In that instance, I went with the license.
While my pushy high school boyfriend helped me get over my fear of driving, I never really grew to enjoy it. Save for the occasional slow wind on some back country road at sunset, I have always preferred to be the passenger. This might also have something to do with the fact that I can’t really stay awake in a car for very long. I blame this on my parents driving me around as a baby to make me fall asleep. I’ve been programmed like another one of Pavlov’s dogs.
When my car broke down for good this past November, buying a new one was not in the cards. The thought of finding, buying, and being responsible for another car seemed positively daunting. I wasn’t just unmotivated, I was uninterested.
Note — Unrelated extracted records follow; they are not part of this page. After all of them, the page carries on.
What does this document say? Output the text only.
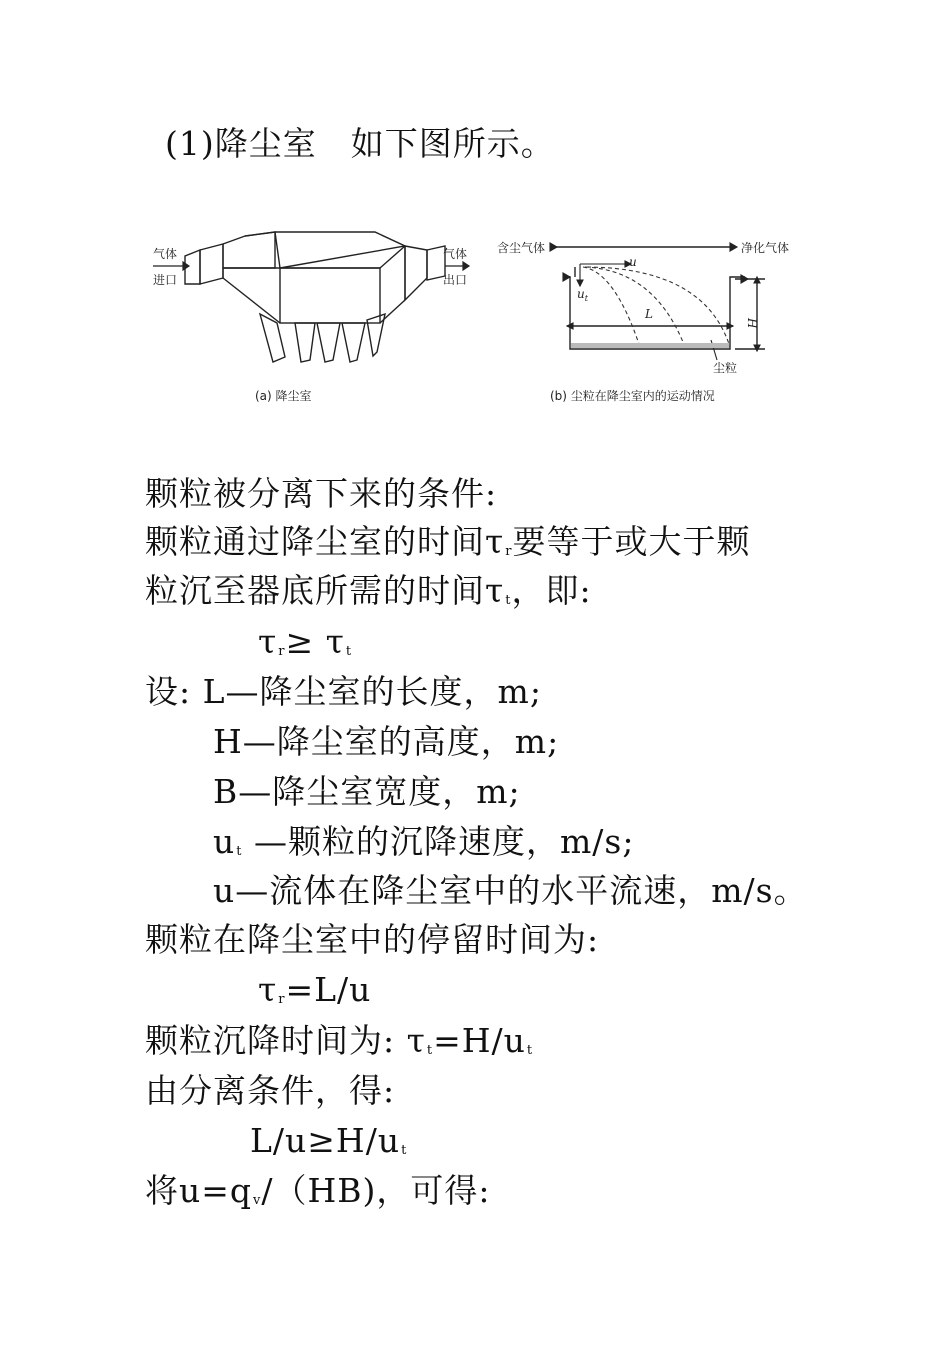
(1)降尘室　如下图所示。
气体
进口
气体
出口
(a) 降尘室
含尘气体	净化气体
u
ut
L
H
尘粒
(b) 尘粒在降尘室内的运动情况
颗粒被分离下来的条件:
颗粒通过降尘室的时间τr要等于或大于颗
粒沉至器底所需的时间τt，即:
τr≥ τt
设: L—降尘室的长度，m;
H—降尘室的高度，m;
B—降尘室宽度，m;
ut —颗粒的沉降速度，m/s;
u—流体在降尘室中的水平流速，m/s。
颗粒在降尘室中的停留时间为:
τr=L/u
颗粒沉降时间为: τt=H/ut
由分离条件，得:
L/u≥H/ut
将u=qv/（HB)，可得:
So, I went to the IndyGo website, found out where to get a bus pass, and how to get to work. This was surprisingly easy using their Trip-Planning program. My boarding stop was on the corner, right across the street from my house, and my arrival stop was just a half-block away from my job.
It was perfect.
This isn’t to say that IndyGo doesn’t have some issues. Some of the buses are on their last leg, the stops need better maintenance, and there should definitely be more places that you can purchase passes. But with the right planning, you can get anywhere you want to be on the bus and save a lot of money overall.
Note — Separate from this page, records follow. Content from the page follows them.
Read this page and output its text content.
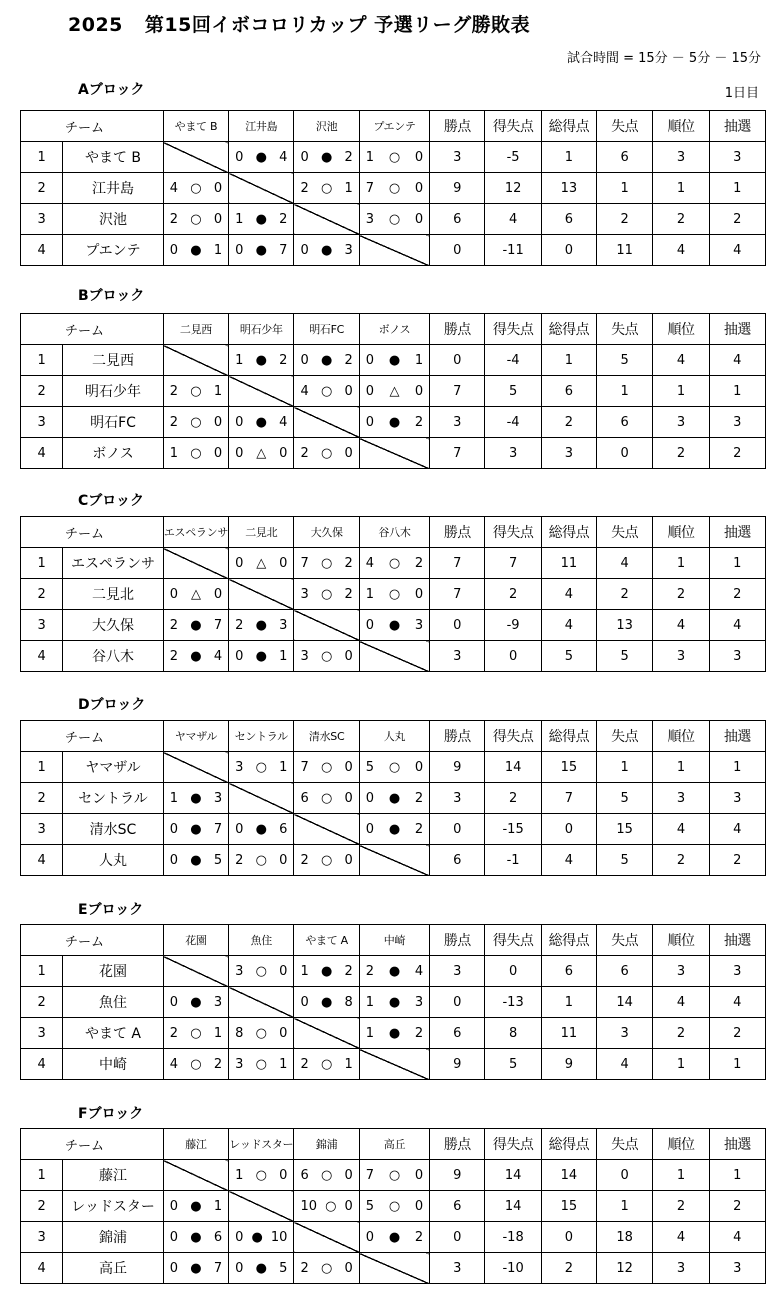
2025 第15回イボコロリカップ 予選リーグ勝敗表
試合時間 = 15分 － 5分 － 15分
1日目
Aブロック
チーム		やまて B	江井島	沢池	プエンテ	勝点	得失点	総得点	失点	順位	抽選
1	やまて B		0 ● 4	0 ● 2	1 ○ 0	3	-5	1	6	3	3
2	江井島	4 ○ 0		2 ○ 1	7 ○ 0	9	12	13	1	1	1
3	沢池	2 ○ 0	1 ● 2		3 ○ 0	6	4	6	2	2	2
4	プエンテ	0 ● 1	0 ● 7	0 ● 3		0	-11	0	11	4	4
Bブロック
チーム		二見西	明石少年	明石FC	ボノス	勝点	得失点	総得点	失点	順位	抽選
1	二見西		1 ● 2	0 ● 2	0 ● 1	0	-4	1	5	4	4
2	明石少年	2 ○ 1		4 ○ 0	0 △ 0	7	5	6	1	1	1
3	明石FC	2 ○ 0	0 ● 4		0 ● 2	3	-4	2	6	3	3
4	ボノス	1 ○ 0	0 △ 0	2 ○ 0		7	3	3	0	2	2
Cブロック
チーム		エスペランサ	二見北	大久保	谷八木	勝点	得失点	総得点	失点	順位	抽選
1	エスペランサ		0 △ 0	7 ○ 2	4 ○ 2	7	7	11	4	1	1
2	二見北	0 △ 0		3 ○ 2	1 ○ 0	7	2	4	2	2	2
3	大久保	2 ● 7	2 ● 3		0 ● 3	0	-9	4	13	4	4
4	谷八木	2 ● 4	0 ● 1	3 ○ 0		3	0	5	5	3	3
Dブロック
チーム		ヤマザル	セントラル	清水SC	人丸	勝点	得失点	総得点	失点	順位	抽選
1	ヤマザル		3 ○ 1	7 ○ 0	5 ○ 0	9	14	15	1	1	1
2	セントラル	1 ● 3		6 ○ 0	0 ● 2	3	2	7	5	3	3
3	清水SC	0 ● 7	0 ● 6		0 ● 2	0	-15	0	15	4	4
4	人丸	0 ● 5	2 ○ 0	2 ○ 0		6	-1	4	5	2	2
Eブロック
チーム		花園	魚住	やまて A	中崎	勝点	得失点	総得点	失点	順位	抽選
1	花園		3 ○ 0	1 ● 2	2 ● 4	3	0	6	6	3	3
2	魚住	0 ● 3		0 ● 8	1 ● 3	0	-13	1	14	4	4
3	やまて A	2 ○ 1	8 ○ 0		1 ● 2	6	8	11	3	2	2
4	中崎	4 ○ 2	3 ○ 1	2 ○ 1		9	5	9	4	1	1
Fブロック
チーム		藤江	レッドスター	錦浦	高丘	勝点	得失点	総得点	失点	順位	抽選
1	藤江		1 ○ 0	6 ○ 0	7 ○ 0	9	14	14	0	1	1
2	レッドスター	0 ● 1		10 ○ 0	5 ○ 0	6	14	15	1	2	2
3	錦浦	0 ● 6	0 ● 10		0 ● 2	0	-18	0	18	4	4
4	高丘	0 ● 7	0 ● 5	2 ○ 0		3	-10	2	12	3	3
Gas is at $4 or more a gallon, and I just won a 31-Day bus pass and an awesome tote from People for Urban Progress. When I calculate how much I’ve saved by not driving, it blows my mind.
I won’t lie to you, it get’s a little annoying not having a car. I like to go places when I want to go, and it’s hard to maintain that level of spontaneity when you have to wait for your next bus. Fortunately, I live on the #8 line and that runs every 15 minutes, but once I get off the #8, things can get a little tricky with the timing.
Eventually, I would like to have a car again. Something that would get me to my family in Fort Wayne, take me to grocery store at 1 AM, and take me to my friend’s homes to babysit their children. I do miss that level of autonomy. But I don’t think I’d use it for my work commute, or a trip to the IMA, or even downtown to grab brunch on a Sunday.
The bus has become a new way I see this city. I met my new friend Whitney on the bus, I like to read on the bus, and I like talking to bus drivers at 7:45 AM about comic books and superhero movies. If I were you, I’d give it a try.
It’s better than drooling on a co-worker in a carpool.